The House Intelligence Committee plans to hold a hearing in the next few months to examine the threat that deepfake videos pose to elections (The Hill).
Fortunes of commerce.
The Massachusetts Institute of Technology (MIT) is ending its engagements with Huawei and ZTE "due to federal investigations regarding violations of sanction restrictions," the university's Vice President for Research announced in a letter on Wednesday (ZDNet).
Defense industry companies on Thursday announced the launch of the Supply Chain Cybersecurity Industry Task Force, which will be comprised of companies of all sizes who form the Defense Industrial Base Sector Coordinating Council. The task force's founders are BAE Systems, Boeing, Lockheed Martin, Northrop Grumman, and Raytheon (AiThority).
The Office of Personnel Management issued its final rule allowing US agencies to more easily hire IT and cyber personnel. The regulation goes into effect on May 3rd (FCW).
Mergers and acquisitions.
French multinational aerospace, defense, transportation, and security company Thales Group has completed its purchase of Dutch digital security company Gemalto. More than 85% of Gemalto's shares were tendered, and the company's operations were consolidated into Thales on April 1st (Business Wire).

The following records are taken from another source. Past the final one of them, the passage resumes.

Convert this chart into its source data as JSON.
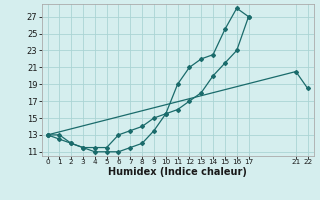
{
  "xlabel": "Humidex (Indice chaleur)",
  "bg_color": "#d5eeee",
  "grid_color": "#aad4d4",
  "line_color": "#1a6b6b",
  "xlim": [
    -0.5,
    22.5
  ],
  "ylim": [
    10.5,
    28.5
  ],
  "yticks": [
    11,
    13,
    15,
    17,
    19,
    21,
    23,
    25,
    27
  ],
  "xtick_positions": [
    0,
    1,
    2,
    3,
    4,
    5,
    6,
    7,
    8,
    9,
    10,
    11,
    12,
    13,
    14,
    15,
    16,
    17,
    21,
    22
  ],
  "xtick_labels": [
    "0",
    "1",
    "2",
    "3",
    "4",
    "5",
    "6",
    "7",
    "8",
    "9",
    "10",
    "11",
    "12",
    "13",
    "14",
    "15",
    "16",
    "17",
    "21",
    "22"
  ],
  "line1_x": [
    0,
    1,
    2,
    3,
    4,
    5,
    6,
    7,
    8,
    9,
    10,
    11,
    12,
    13,
    14,
    15,
    16,
    17
  ],
  "line1_y": [
    13,
    13,
    12,
    11.5,
    11,
    11,
    11,
    11.5,
    12,
    13.5,
    15.5,
    19,
    21,
    22,
    22.5,
    25.5,
    28,
    27
  ],
  "line2_x": [
    0,
    1,
    2,
    3,
    4,
    5,
    6,
    7,
    8,
    9,
    10,
    11,
    12,
    13,
    14,
    15,
    16,
    17
  ],
  "line2_y": [
    13,
    12.5,
    12,
    11.5,
    11.5,
    11.5,
    13,
    13.5,
    14,
    15,
    15.5,
    16,
    17,
    18,
    20,
    21.5,
    23,
    27
  ],
  "line3_x": [
    0,
    21,
    22
  ],
  "line3_y": [
    13,
    20.5,
    18.5
  ]
}
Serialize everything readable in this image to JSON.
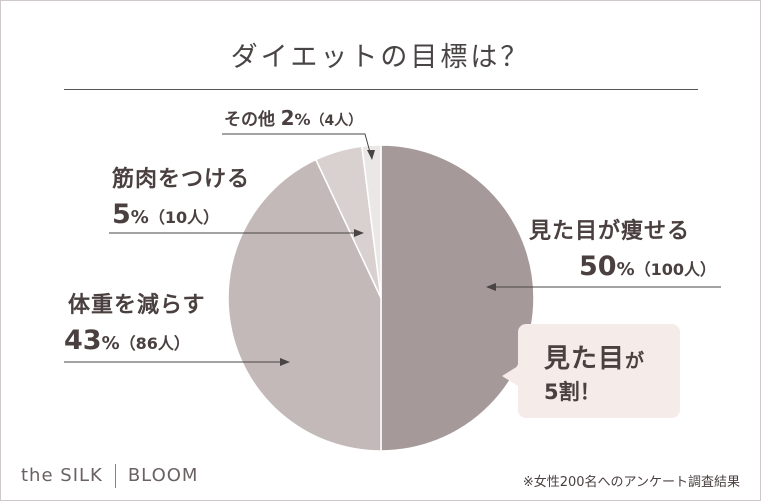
{
  "title": "ダイエットの目標は？",
  "chart_data": {
    "type": "pie",
    "title": "ダイエットの目標は？",
    "slices": [
      {
        "label": "見た目が痩せる",
        "percent": 50,
        "count_label": "（100人）",
        "color": "#a69999"
      },
      {
        "label": "体重を減らす",
        "percent": 43,
        "count_label": "（86人）",
        "color": "#c2b9b8"
      },
      {
        "label": "筋肉をつける",
        "percent": 5,
        "count_label": "（10人）",
        "color": "#d9d1d0"
      },
      {
        "label": "その他",
        "percent": 2,
        "count_label": "（4人）",
        "color": "#ece7e7"
      }
    ]
  },
  "labels": {
    "look": {
      "name": "見た目が痩せる",
      "pct": "50",
      "unit": "%",
      "count": "（100人）"
    },
    "weight": {
      "name": "体重を減らす",
      "pct": "43",
      "unit": "%",
      "count": "（86人）"
    },
    "muscle": {
      "name": "筋肉をつける",
      "pct": "5",
      "unit": "%",
      "count": "（10人）"
    },
    "other": {
      "name": "その他",
      "pct": "2",
      "unit": "%",
      "count": "（4人）"
    }
  },
  "callout": {
    "line1_a": "見た目",
    "line1_b": "が",
    "line2": "5割！"
  },
  "brand": {
    "left": "the SILK",
    "right": "BLOOM"
  },
  "footnote": "※女性200名へのアンケート調査結果",
  "colors": {
    "text": "#4a4040",
    "callout_bg": "#f5ece9",
    "leader": "#4a4545"
  }
}
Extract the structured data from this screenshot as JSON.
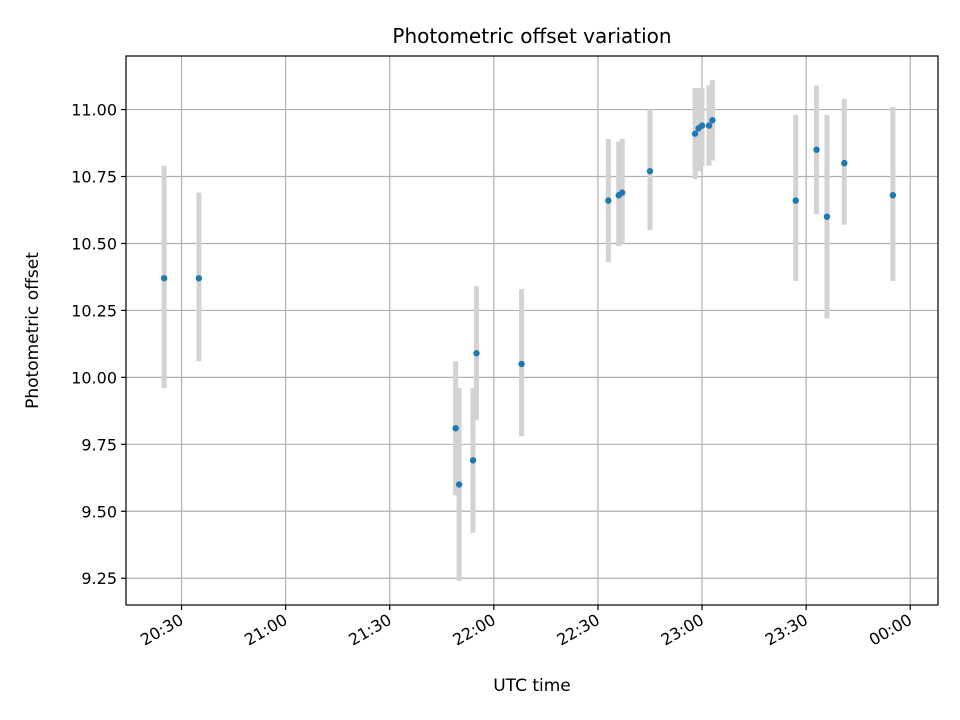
{
  "chart_data": {
    "type": "scatter",
    "title": "Photometric offset variation",
    "xlabel": "UTC time",
    "ylabel": "Photometric offset",
    "x_axis_kind": "time",
    "xlim": [
      "20:14",
      "00:08"
    ],
    "ylim": [
      9.15,
      11.2
    ],
    "grid": true,
    "x_ticks": [
      "20:30",
      "21:00",
      "21:30",
      "22:00",
      "22:30",
      "23:00",
      "23:30",
      "00:00"
    ],
    "y_ticks": [
      "9.25",
      "9.50",
      "9.75",
      "10.00",
      "10.25",
      "10.50",
      "10.75",
      "11.00"
    ],
    "colors": {
      "points": "#1f77b4",
      "errorbars": "#d3d3d3",
      "grid": "#b0b0b0"
    },
    "series": [
      {
        "points": [
          {
            "x": "20:25",
            "y": 10.37,
            "ylow": 9.96,
            "yhigh": 10.79
          },
          {
            "x": "20:35",
            "y": 10.37,
            "ylow": 10.06,
            "yhigh": 10.69
          },
          {
            "x": "21:49",
            "y": 9.81,
            "ylow": 9.56,
            "yhigh": 10.06
          },
          {
            "x": "21:50",
            "y": 9.6,
            "ylow": 9.24,
            "yhigh": 9.96
          },
          {
            "x": "21:54",
            "y": 9.69,
            "ylow": 9.42,
            "yhigh": 9.96
          },
          {
            "x": "21:55",
            "y": 10.09,
            "ylow": 9.84,
            "yhigh": 10.34
          },
          {
            "x": "22:08",
            "y": 10.05,
            "ylow": 9.78,
            "yhigh": 10.33
          },
          {
            "x": "22:33",
            "y": 10.66,
            "ylow": 10.43,
            "yhigh": 10.89
          },
          {
            "x": "22:36",
            "y": 10.68,
            "ylow": 10.49,
            "yhigh": 10.88
          },
          {
            "x": "22:37",
            "y": 10.69,
            "ylow": 10.5,
            "yhigh": 10.89
          },
          {
            "x": "22:45",
            "y": 10.77,
            "ylow": 10.55,
            "yhigh": 11.0
          },
          {
            "x": "22:58",
            "y": 10.91,
            "ylow": 10.74,
            "yhigh": 11.08
          },
          {
            "x": "22:59",
            "y": 10.93,
            "ylow": 10.77,
            "yhigh": 11.08
          },
          {
            "x": "23:00",
            "y": 10.94,
            "ylow": 10.79,
            "yhigh": 11.08
          },
          {
            "x": "23:02",
            "y": 10.94,
            "ylow": 10.79,
            "yhigh": 11.09
          },
          {
            "x": "23:03",
            "y": 10.96,
            "ylow": 10.81,
            "yhigh": 11.11
          },
          {
            "x": "23:27",
            "y": 10.66,
            "ylow": 10.36,
            "yhigh": 10.98
          },
          {
            "x": "23:33",
            "y": 10.85,
            "ylow": 10.61,
            "yhigh": 11.09
          },
          {
            "x": "23:36",
            "y": 10.6,
            "ylow": 10.22,
            "yhigh": 10.98
          },
          {
            "x": "23:41",
            "y": 10.8,
            "ylow": 10.57,
            "yhigh": 11.04
          },
          {
            "x": "23:55",
            "y": 10.68,
            "ylow": 10.36,
            "yhigh": 11.01
          }
        ]
      }
    ]
  }
}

Japanese chip giant Renesas Electronics has completed its $6.7 billion acquisition of California-based chipmaker Integrated Device Technology (IDT). The purchase expands Renesas' grasp of the global market for self-driving car chips (Silicon Valley Business Journal).
Multinational networking hardware, software, and security company Juniper Networks has acquired California-based AI-driven networking startup Mist Systems (CRN).
Investments and exits.
Application security management provider Sqreen closed a $14 million Series A funding round led by Greylock Partners, with participation from Y Combinator and previous investors Alven Capital and Point Nine (GlobeNewswire).
Tel Aviv-based container security startup Aqua Security announced the close of a $62 million Series C funding round led by Insight Partners, along with existing investors Lightspeed Venture Partners, M12, TLV Partners, and Shlomo Kramer (Aqua).
Manchester-based technology firm Intechnica closed a £2.85 million funding round for its cybersecurity division, Netacea. The round was led by NPIF Mercia Equity Finance with a £2 million investment. Mercia Technologies PLC invested £750,000, and £100,000 came from existing private investors (BusinessCloud).